Short of putting up a fence there are some other ways that you can protect your plants that won't take away from the view. One of the most common questions that I get asked each year is "What can I use to get the deer to leave my plants alone?", or, "What plants do you have that are deer resistant?" To the first question I usually have many answers. Let's talk first about deer sprays. Many of the sprays are very good in theory, but they usually do not have the longevity they need to be practical. Not to mention they usually are made of some pretty unpleasant things. I have seen them made from coyote urine, putrid egg solids (seriously), and even dried blood. None of the active ingredients I have mentioned sound like they belong on roses, or even more so on food crops.

I have a friend in town who has beautiful hostas and the garden creek/ poplar street deer kept attacking them. He was desperate for protection, so he bought just about every deer repellant known to man. Some seemed to work for a period, and then fade away, but the deer always came back. Sound familiar? He was not messing around either. He was buying the expensive deer sprays. You know, the ones that cost so much that you don't know whether to spray them on your plants, or to spritz some on your own neck for a night out on the town. No matter what spray it is, they have to be reapplied at regular intervals, and many have to be reapplied after each rain or watering. To make a long story short I am not a big believer in deer sprays; if you have one that works for you consistently please tell me.

So what does a person do? Well, I know of something that works well for us at the store. As many of you know we display our roses and other perennials outside. Although there is a small fence, it does not keep the deer out because there are openings. We have vicious deer in our neighborhood, no plants are safe, and in fact the only deer herd plants fear more is the garden creek herd. At any rate, they will come dine on rosebuds in broad daylight without our protection. Once we lay out our protection they go away for a couple weeks. Our protection is very simple, we found something deer think smells worse than coyote urine and putrid egg solids… it's "US". You may not believe this but the ONLY thing we have used to protect our plants at the greenhouse from deer for the past 40 yrs. is bath soap. We take various bar soaps and cut them into about thumb size chunks.

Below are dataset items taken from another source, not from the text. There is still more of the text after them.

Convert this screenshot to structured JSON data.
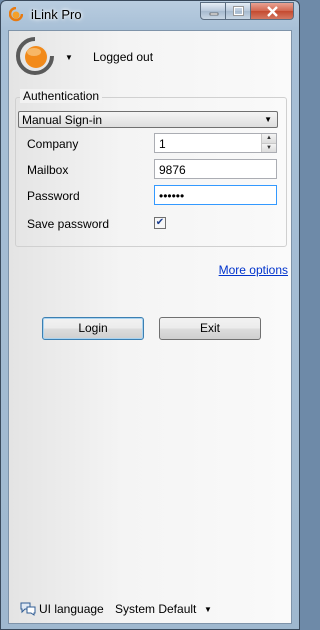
{
  "window": {
    "title": "iLink Pro"
  },
  "status": {
    "text": "Logged out",
    "dropdown_icon": "triangle-down-icon"
  },
  "auth": {
    "group_title": "Authentication",
    "method": "Manual Sign-in",
    "company_label": "Company",
    "company_value": "1",
    "mailbox_label": "Mailbox",
    "mailbox_value": "9876",
    "password_label": "Password",
    "password_value": "••••••",
    "save_password_label": "Save password",
    "save_password_checked": true
  },
  "links": {
    "more_options": "More options"
  },
  "buttons": {
    "login": "Login",
    "exit": "Exit"
  },
  "language": {
    "label": "UI language",
    "value": "System Default"
  },
  "colors": {
    "accent_orange": "#f28a1a",
    "link_blue": "#0033cc",
    "close_red": "#c44a30"
  }
}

We drop these chunks on the ground at the base of our potted plants every foot or so, and refresh them every couple weeks. It works great for us, but there are some things you should know. My Dad found that three soaps work best, white ivory, white dial, and Irish spring. Others didn't work as well. In addition, if you are going to be putting the soap on an area where you are growing in the soil the soap will be sitting on. You must put it in cans or saucers so it doesn't affect your growing plants. It cannot go on grass either because it will hurt it. But for us it has worked great, and we only put it on about three times a year. If you are thinking about trying it, come up and see how we are doing it.

Now if soap is not the best way for you because of one reason or another, there are also audio devices that can keep them away; just look them up online. I do not prefer them because I feel like I can hear them when they are on. As I said before there are many people who are looking for a good and not too smelly way to keep the deer off their plants, so if you have one that works share it. If you try mine and it doesn't work, try another. The soap has worked at the store for many years. I hope it works for some of you.